'Snap' out of it: update hatches controversy

    Chances are, if you’ve opened either Snapchat or Twitter in the past two weeks, you would know about the new, earth-shattering application update that Snapchat just dropped. Some of the many changes Snapchat made have been positive for users, but for the most part, there has been an uproar over the reduction of user-friendliness of the app.

    For example, while the old Snapchat layout featured Snapchat Stories isolated all together in an organized, chronological page that allowed you to search for the updates alphabetically, the new Snapchat is much less straightforward. The Stories are now all jumbled in with incoming personal snapchats in the same single feed. If this isn’t enough confusion, the new all-encompassing feed is also home to a lot of overstimulation. The page features each user’s Bitmoji next to their name, as well as the amount of time since your last interaction. I don’t know about all of you, but looking through this page is a cause for a headache for me.

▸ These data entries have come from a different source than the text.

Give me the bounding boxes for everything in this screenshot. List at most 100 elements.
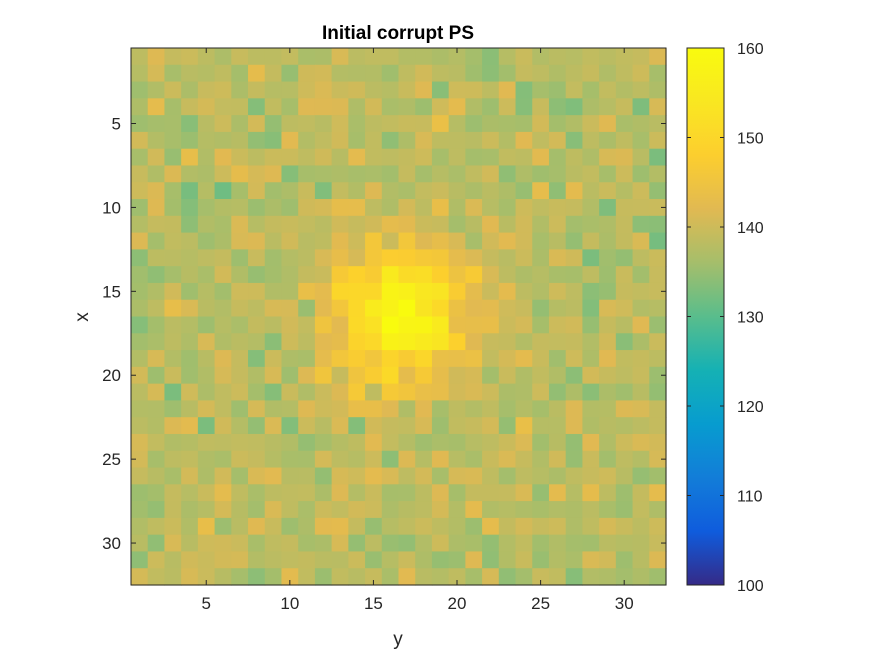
heatmap-cell — [214, 148, 232, 167]
heatmap-cell — [164, 249, 182, 267]
heatmap-cell — [632, 48, 650, 66]
heatmap-cell — [181, 115, 199, 133]
heatmap-cell — [314, 48, 333, 66]
heatmap-cell — [532, 333, 550, 351]
heatmap-cell — [131, 299, 149, 318]
chart-title: Initial corrupt PS — [322, 23, 474, 44]
heatmap-cell — [448, 199, 466, 217]
heatmap-cell — [582, 115, 600, 133]
heatmap-cell — [231, 165, 249, 183]
heatmap-cell — [348, 484, 366, 502]
heatmap-cell — [248, 165, 266, 183]
heatmap-cell — [565, 131, 584, 150]
heatmap-cell — [314, 433, 333, 452]
heatmap-cell — [615, 81, 634, 99]
heatmap-cell — [248, 400, 266, 418]
heatmap-cell — [548, 249, 567, 267]
heatmap-cell — [398, 64, 416, 83]
heatmap-cell — [348, 366, 366, 385]
heatmap-cell — [532, 48, 550, 66]
heatmap-cell — [565, 64, 584, 83]
heatmap-cell — [314, 182, 333, 200]
heatmap-cell — [431, 433, 450, 452]
heatmap-cell — [448, 165, 466, 183]
heatmap-cell — [298, 450, 316, 469]
heatmap-cell — [365, 551, 383, 569]
heatmap-cell — [197, 299, 216, 318]
heatmap-cell — [248, 266, 266, 284]
heatmap-cell — [448, 484, 466, 502]
heatmap-cell — [615, 400, 634, 418]
heatmap-cell — [565, 333, 584, 351]
heatmap-cell — [248, 316, 266, 334]
heatmap-cell — [548, 517, 567, 536]
heatmap-cell — [298, 282, 316, 301]
heatmap-cell — [164, 131, 182, 150]
heatmap-cell — [448, 148, 466, 167]
heatmap-cell — [298, 232, 316, 250]
heatmap-cell — [615, 199, 634, 217]
heatmap-cell — [482, 316, 500, 334]
heatmap-cell — [281, 266, 299, 284]
heatmap-cell — [231, 299, 249, 318]
heatmap-cell — [164, 115, 182, 133]
heatmap-cell — [515, 182, 533, 200]
heatmap-cell — [348, 551, 366, 569]
heatmap-cell — [431, 148, 450, 167]
heatmap-cell — [164, 350, 182, 368]
heatmap-cell — [398, 484, 416, 502]
heatmap-cell — [231, 333, 249, 351]
heatmap-cell — [131, 400, 149, 418]
heatmap-cell — [498, 484, 517, 502]
heatmap-cell — [164, 64, 182, 83]
heatmap-cell — [465, 64, 483, 83]
heatmap-cell — [532, 131, 550, 150]
heatmap-cell — [147, 316, 166, 334]
heatmap-cell — [381, 333, 400, 351]
heatmap-cell — [582, 98, 600, 116]
heatmap-cell — [498, 433, 517, 452]
heatmap-cell — [164, 81, 182, 99]
heatmap-cell — [164, 266, 182, 284]
heatmap-cell — [331, 81, 349, 99]
heatmap-cell — [331, 350, 349, 368]
heatmap-cell — [281, 165, 299, 183]
heatmap-cell — [398, 517, 416, 536]
heatmap-cell — [632, 81, 650, 99]
heatmap-cell — [615, 568, 634, 586]
heatmap-cell — [214, 266, 232, 284]
heatmap-cell — [365, 131, 383, 150]
heatmap-cell — [131, 333, 149, 351]
heatmap-cell — [599, 350, 617, 368]
heatmap-cell — [131, 131, 149, 150]
heatmap-cell — [331, 467, 349, 485]
heatmap-cell — [164, 400, 182, 418]
heatmap-cell — [599, 299, 617, 318]
heatmap-cell — [314, 316, 333, 334]
heatmap-cell — [281, 450, 299, 469]
heatmap-cell — [164, 98, 182, 116]
heatmap-cell — [532, 350, 550, 368]
heatmap-cell — [381, 484, 400, 502]
heatmap-cell — [147, 467, 166, 485]
heatmap-cell — [415, 450, 433, 469]
heatmap-cell — [615, 484, 634, 502]
heatmap-cell — [465, 501, 483, 519]
heatmap-cell — [231, 366, 249, 385]
heatmap-cell — [181, 131, 199, 150]
heatmap-cell — [465, 417, 483, 435]
heatmap-cell — [181, 433, 199, 452]
heatmap-cell — [582, 81, 600, 99]
heatmap-cell — [197, 366, 216, 385]
heatmap-cell — [415, 350, 433, 368]
heatmap-cell — [632, 249, 650, 267]
heatmap-cell — [599, 467, 617, 485]
heatmap-cell — [214, 199, 232, 217]
heatmap-cell — [649, 316, 667, 334]
colorbar-ticks: 100 110 120 130 140 150 160 — [687, 41, 764, 595]
heatmap-cell — [131, 199, 149, 217]
heatmap-cell — [431, 450, 450, 469]
heatmap-cell — [498, 517, 517, 536]
heatmap-cell — [314, 81, 333, 99]
heatmap-cell — [314, 517, 333, 536]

    New Snapchat Interface

    Photo by Jonathan Perry

    Luckily, though, I don’t have to look at this busy screen every time I want to continue a streak. As soon as I heard about the new, problematic Snapchat update, I immediately disabled my automatic updates and saved myself some confusion, sadness and anger. Unfortunately, according to my “finsta” poll, I am in the minority. Around 85% of my friends have downloaded the new update, either on purpose or by accident.

    I’m not the only one who doesn’t want to see the new update on my screen. Even celebrities can’t hide their rage towards Snapchat for pushing its questionable agenda into their lives. Kylie Jenner “doesn’t know how she feels about it.” Chrissy Teigen wonders, “How many people have to hate an update for it to be reconsidered?” Even Jimmy John’s expressed its disapproval of the update.

    Of course, we do live in a modern, technological democracy. Twitter immediately expressed its discontent for the update, and “Snapchat Update” was trending the night that it dropped. Dozens of people have communicated with Snapchat’s social media team and made a deal that if they get 50,000 retweets, the company would have to reverse the app. The retweets have come in, but so far, no change. A Change.org petition entitled “Remove the new Snapchat Update” has been signed by 1,209,891 angry Snapchatters, and counting by the minute.

    Weinberg sophomore Jono Zarrilli was a victim of the automatic update.

    “I’m not too big a fan, they were moving away from catering to the customer which they’ve done for their whole existence,” Zarrilli said. “Outside of that, I think it’s super annoying to have stories mixed with your other snapchats. I just think it’s pretty poorly designed.”

    Medill freshman Jonathan Perry is wary, but a little bit more forgiving when it comes to the new features on Snapchat.

    “I don’t like it because before, the stories and the messages were separate and now they’re together and it’s been the other way for a long time. I just think it’s unfamiliar,” Perry said. “At first, I didn’t like it that much but now I’m more used to it.”

    Snapchat did justify its actions by saying that the reason it moved Snapchat stories to a comprehensive page was to take it away from advertisements, journalism, celebrities and professional content. Just speaking from my own perspective, I think they were separate enough before: you still had to swipe to see the Discover page. But that’s just my unprofessional opinion.

    Also, I liked seeing Kylie Jenner’s and DJ Khaled’s snapchat stories among my friends’ stories. It made me feel like they were my friends. On Feb. 15, however, Snapchat CEO Evan Spiegel said, “they’re not your friend.” Well, there you have it.

    Maybe in the near future, the worldwide disapproval will make waves in Snapchat’s decision-making and cause them to reverse the update. But, until then, I’m going to guard my vintage Snapchat with my life.